« Les inégalités sociales de santé non seulement existent, mais tuent »
Quelle est la situation de santé des habitants de Seine-Saint-Denis ?
Elle est plus dégradée qu’ailleurs en Île-de-France. Les hommes, par exemple, y vivent en moyenne trois ans de moins que dans les Hauts-de-Seine. Bien que nous soyons le département le plus jeune de France métropolitaine, nous sommes particulièrement confrontés à la perte d’autonomie chez les personnes âgées. La Seine-Saint-Denis présente en outre les taux de diabète et de maladies respiratoires chroniques les plus importants de la région.
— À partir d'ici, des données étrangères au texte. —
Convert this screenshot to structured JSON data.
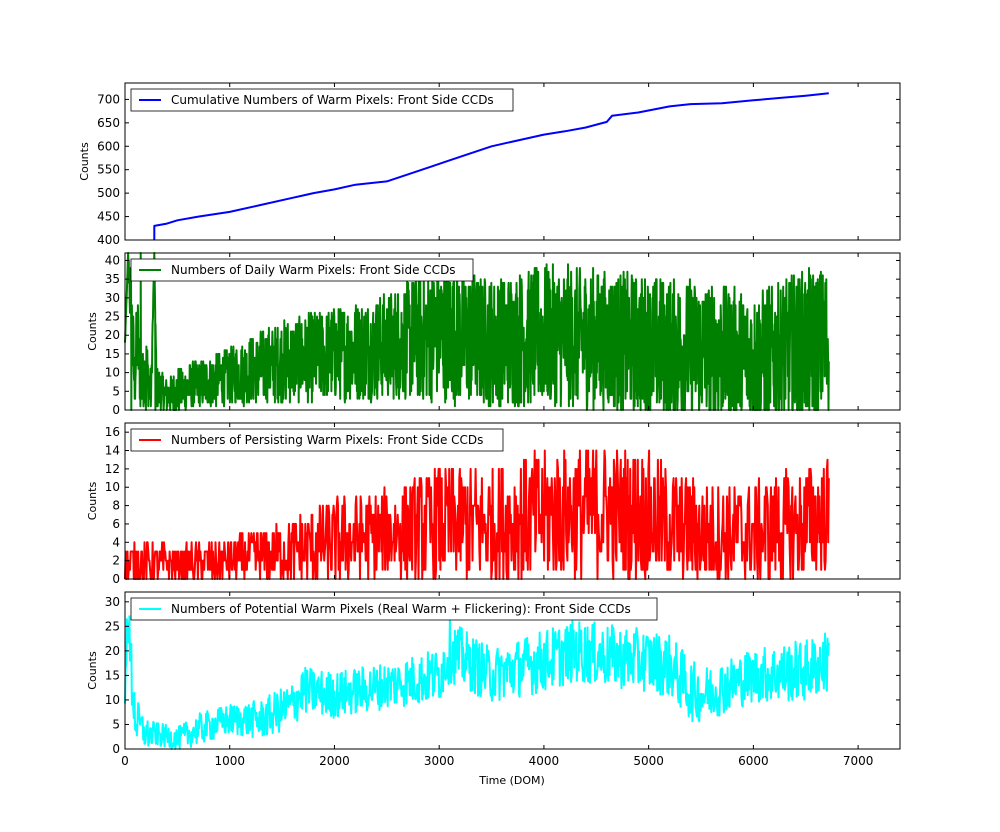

Et les établissements et professionnels de santé nous remontent aujourd’hui d’inquiétants reports de soins et des retards dans la prise en charge de ces maladies chroniques : cancers, santé mentale, etc.
La crise sanitaire a-t-elle aggravé les inégalités sociales et territoriales ?
Nous avons en Seine-Saint-Denis une sur-représentation de métiers en « première ligne » et de logements plus densément peuplés. La surmortalité dans le département, qui pendant le premier confinement a bondi de près de 130% – deux fois plus que dans les Yvelines –, a révélé aux yeux du grand public que les inégalités sociales de santé non seulement existent, mais tuent. Tant que nous ne ferons pas de la lutte contre les inégalités sociales de santé une priorité sur le plan national, elles se reproduiront.
Le département manque-t-il de personnels soignants ?
Bien que territoire urbain, la Seine-Saint-Denis peut être considérée à maints égards comme un désert médical, avec une densité moyenne de généralistes et spécialistes inférieure de 30% à la moyenne nationale.
Une densité de généralistes et spécialistes
inférieure de 30% à la moyenne nationale.
Le secteur hospitalier n’est pas épargné, avec des spécialités particulièrement sinistrées comme la pédiatrie, la gynécologie ou la psychiatrie. Face à un déclin de la démographie médicale qui concernera tout le territoire français dans les prochaines années, il faut une politique plus volontariste de l’État, avec des mesures fortes d’attractivité et d’organisation des soins primaires.
Quelles sont les principales actions du département en matière de santé ?
Nous nous efforçons de compenser où nous le pouvons ce déficit d’offre de soins. Tout d’abord en entretenant notre propre offre, notamment à travers un réseau particulièrement dense de 112 centres de protection maternelle et infantile (PMI). Nous allons également à la rencontre des habitants éloignés des parcours de soins. En 2020, un bus buccodentaire a prodigué des soins à 2 000 écoliers. En mars 2021 un autre bus est parti faire de l’information et de la vaccination contre la Covid-19. Et puisque la santé de demain se construira avec les patients, nous avons créé en 2020 l’Académie populaire de la santé, dispositif unique pour un département, qui vise à faire des citoyens des ambassadeurs de santé auprès de leur entourage.
L’articulation État-collectivités doit-elle être repensée ?
L’organisation de l’offre de soins est du ressort de l’État et doit à mon sens le rester. Mais au-delà du seul soin, je crois que notre pays doit enfin prendre à bras le corps la question de la prévention, pour la sortir des incantations et la traduire en politiques publiques structurantes, à la croisée du social et de la santé. Le département, en tant que chef de file de l’action sociale, en sera nécessairement un rouage important.